Public Lies and Public Goods: Ten Lessons From When Patents and Pandemics Meet

[Peter Drahos] Abstract: The paper examines three decades of the history of patents and pandemics that begins with the HIV/AIDS pandemic and TRIPS. This history demonstrates that the patent system is itself a huge source of risk when it comes to managing the risks of pandemics. From this history ten core lessons are extracted. The central message of the paper is that developing countries will have to focus on collaborations among themselves with the aim of building a wide base of rich manufacturing experience in the production of medicines and therapies. They can expect no priority of treatment under the present patent-mediated response to pandemics.

Save the Date – Global Congress #IPWeek2021 – October 25-29

[Fundación Karisma] The organizers of the Global Congress on Intellectual Property and the Public Interest will host an #IPWeek October 25-29, 2021. A call-for-proposals will be open soon, and in this edition, we will include a call for creative pieces about the intellectual property / public interest relationship in a post-pandemic world.

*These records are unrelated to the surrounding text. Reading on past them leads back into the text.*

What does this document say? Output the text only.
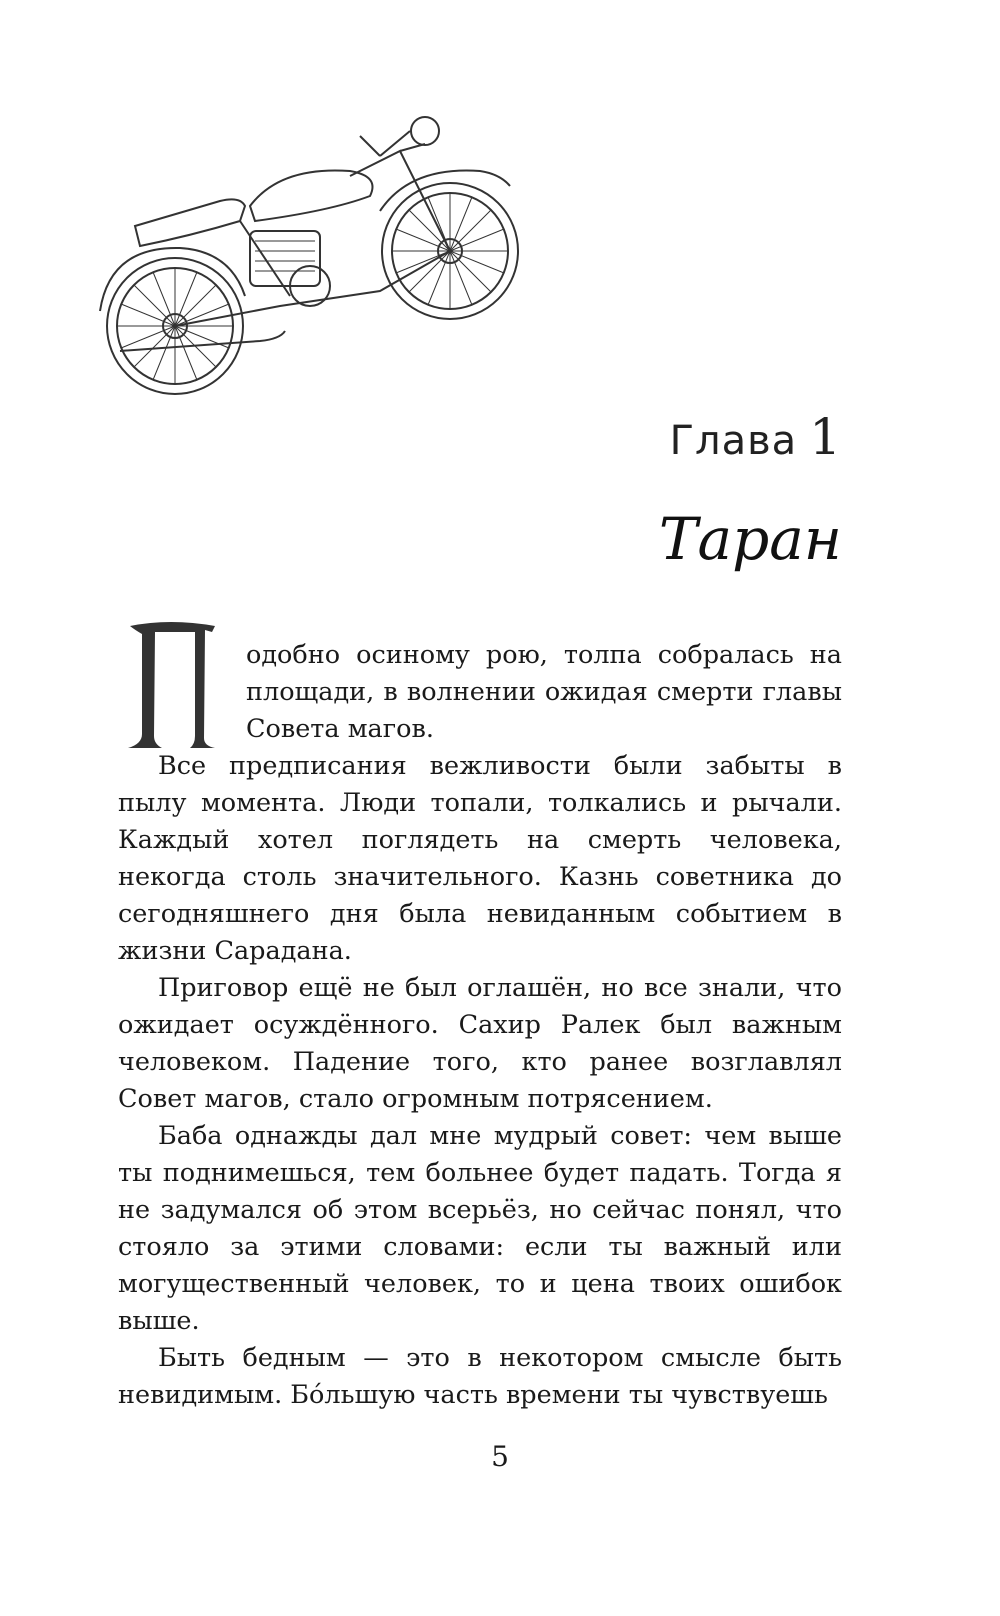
Глава 1
Таран
П

одобно осиному рою, толпа собралась на площади, в волнении ожидая смерти главы Совета магов.

Все предписания вежливости были забыты в пылу момента. Люди топали, толкались и рычали. Каждый хотел поглядеть на смерть человека, некогда столь значительного. Казнь советника до сегодняшнего дня была невиданным событием в жизни Сарадана.

Приговор ещё не был оглашён, но все знали, что ожидает осуждённого. Сахир Ралек был важным человеком. Падение того, кто ранее возглавлял Совет магов, стало огромным потрясением.

Баба однажды дал мне мудрый совет: чем выше ты поднимешься, тем больнее будет падать. Тогда я не задумался об этом всерьёз, но сейчас понял, что стояло за этими словами: если ты важный или могущественный человек, то и цена твоих ошибок выше.

Быть бедным — это в некотором смысле быть невидимым. Бóльшую часть времени ты чувствуешь

5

Who is terminating their copyrights? New research and open access datasets from the Author’s Interest Project

[Joshua Yuvaraj] ...This research examines Copyright Office records created each time someone files a notice of termination under §§ 203 or 304 of the Copyright Act. Those sections grant authors and their heirs inalienable rights to end copyright grants and reclaim their rights 35 years after transfer. They were designed to give authors a ‘second bite’ of the cherry, giving some redress in situations like that involving the co-creators of Superman (who sold their rights for just $130 in 1938). We constructed new open access datasets that contain all the termination notices we could locate in the catalog. Our research also analyses who is filing such notices and for what types of work, and how publishers, record companies, and other intermediaries respond when notices are filed against them.